Mr. Bonnefont, one of the oldest defendants in France, "will absolutely not be able to come, even half a day, to be heard as was his wish?", Worried the president of the 15th correctional chamber at the start of the hearing.
"Unless you come with a medical vehicle", replied his lawyer, Me Olivier Baratelli, "unfortunately, time will have done its work against him".
In addition to Jean Bonnefont, the former number 3 of the Compagnie Générale des Eaux-Vivendi Bernard Forterre, 82 years old today, and the businessman Antoine Benetti, 68 years old, are also implicated.
Bernard Forterre was present Monday morning at the hearing, advancing to the bar with a cane. His council Jean-Didier Belot specified that he could attend certain sessions only.

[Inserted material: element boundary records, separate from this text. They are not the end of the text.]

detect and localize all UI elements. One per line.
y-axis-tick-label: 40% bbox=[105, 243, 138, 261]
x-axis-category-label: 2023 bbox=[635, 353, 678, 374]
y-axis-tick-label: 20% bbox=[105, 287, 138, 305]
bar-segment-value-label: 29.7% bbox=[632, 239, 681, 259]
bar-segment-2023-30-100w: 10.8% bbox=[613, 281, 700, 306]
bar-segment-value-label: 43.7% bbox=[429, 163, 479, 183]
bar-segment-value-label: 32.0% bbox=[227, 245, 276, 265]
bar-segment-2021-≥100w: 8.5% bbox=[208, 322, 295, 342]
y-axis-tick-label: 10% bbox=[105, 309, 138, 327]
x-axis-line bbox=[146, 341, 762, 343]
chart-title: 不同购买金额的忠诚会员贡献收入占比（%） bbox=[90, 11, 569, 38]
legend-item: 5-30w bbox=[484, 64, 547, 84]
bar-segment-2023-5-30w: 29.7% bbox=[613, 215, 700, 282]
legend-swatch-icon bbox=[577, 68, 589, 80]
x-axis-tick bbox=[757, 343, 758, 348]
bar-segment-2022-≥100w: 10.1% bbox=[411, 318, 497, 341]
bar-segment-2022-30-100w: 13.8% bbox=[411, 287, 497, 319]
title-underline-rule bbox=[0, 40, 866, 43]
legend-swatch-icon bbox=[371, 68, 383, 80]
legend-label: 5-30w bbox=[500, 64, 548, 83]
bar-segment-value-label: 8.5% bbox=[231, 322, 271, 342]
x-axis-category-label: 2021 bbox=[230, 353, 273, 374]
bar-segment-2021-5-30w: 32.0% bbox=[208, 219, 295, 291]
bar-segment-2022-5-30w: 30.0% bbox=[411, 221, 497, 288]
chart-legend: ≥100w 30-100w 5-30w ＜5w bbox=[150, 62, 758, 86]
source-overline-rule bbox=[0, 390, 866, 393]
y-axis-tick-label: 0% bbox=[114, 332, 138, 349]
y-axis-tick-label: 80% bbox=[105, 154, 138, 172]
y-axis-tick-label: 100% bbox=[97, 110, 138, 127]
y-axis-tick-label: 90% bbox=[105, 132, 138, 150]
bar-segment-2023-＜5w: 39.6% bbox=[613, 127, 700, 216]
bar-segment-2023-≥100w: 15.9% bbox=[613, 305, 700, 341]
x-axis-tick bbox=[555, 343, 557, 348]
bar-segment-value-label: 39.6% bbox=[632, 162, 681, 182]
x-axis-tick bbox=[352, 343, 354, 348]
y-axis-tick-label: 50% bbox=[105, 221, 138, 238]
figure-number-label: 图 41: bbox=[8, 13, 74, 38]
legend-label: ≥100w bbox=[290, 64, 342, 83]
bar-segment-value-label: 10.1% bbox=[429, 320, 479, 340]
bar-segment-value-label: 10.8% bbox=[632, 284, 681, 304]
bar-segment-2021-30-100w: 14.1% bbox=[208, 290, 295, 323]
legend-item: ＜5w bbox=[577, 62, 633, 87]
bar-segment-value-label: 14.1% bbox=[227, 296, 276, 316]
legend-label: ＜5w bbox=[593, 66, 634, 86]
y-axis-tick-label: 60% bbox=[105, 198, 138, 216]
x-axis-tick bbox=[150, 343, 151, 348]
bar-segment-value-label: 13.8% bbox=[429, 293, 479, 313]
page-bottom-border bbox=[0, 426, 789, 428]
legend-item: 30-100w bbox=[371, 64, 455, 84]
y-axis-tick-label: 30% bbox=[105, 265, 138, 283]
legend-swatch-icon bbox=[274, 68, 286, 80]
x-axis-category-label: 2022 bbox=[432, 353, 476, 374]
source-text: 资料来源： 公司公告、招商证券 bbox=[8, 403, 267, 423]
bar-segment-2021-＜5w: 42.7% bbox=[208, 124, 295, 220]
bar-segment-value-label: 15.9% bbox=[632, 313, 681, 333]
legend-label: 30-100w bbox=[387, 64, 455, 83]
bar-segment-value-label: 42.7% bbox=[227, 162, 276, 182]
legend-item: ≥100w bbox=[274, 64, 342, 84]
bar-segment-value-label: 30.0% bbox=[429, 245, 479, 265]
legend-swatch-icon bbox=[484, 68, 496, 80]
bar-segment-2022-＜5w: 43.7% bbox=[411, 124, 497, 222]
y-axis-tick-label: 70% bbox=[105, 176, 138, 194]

Antoine Benetti, also present, said he wanted to attend the entire trial.
The defense pleaded in the preamble the nullity of the procedure for "violation of the right to be tried within a reasonable time".
"It is 10 am, I have a mask, I am not going to cry out, but I should have started with a cry", declared Me Belot. “Since when has a man almost a hundred years old been referred to a criminal court?” He said indignantly.
The affair began in 1998, when the Mixed Syndicate of District Heating of La Défense (Sicudef) launched the renewal of the market held for thirty years by Climadef, a subsidiary of Charbonnages de France.
Three years later, he attributed it to a group of companies called Enertherm. But the fraud repression services spot anomalies in the process, which in 2002 led to the opening of "corruption" and "influence peddling" investigations then "abuse of corporate assets".
The Bonnefont-Forterre-Benetti trio is accused of having distorted the market to ensure its allocation to Enertherm, whose shareholders were in fact the same as those of Climadef, the former concessionaire.
At the center of the alleged cartel was Charles Ceccaldi-Raynaud, the "omnipotent" president of Sicudef according to testimony at the time, indicted for having received a commission of 5 million francs (770.000 euros).
The former senator-mayor of Puteaux died in July 2019 at the age of 94, before the prosecution took its requisitions.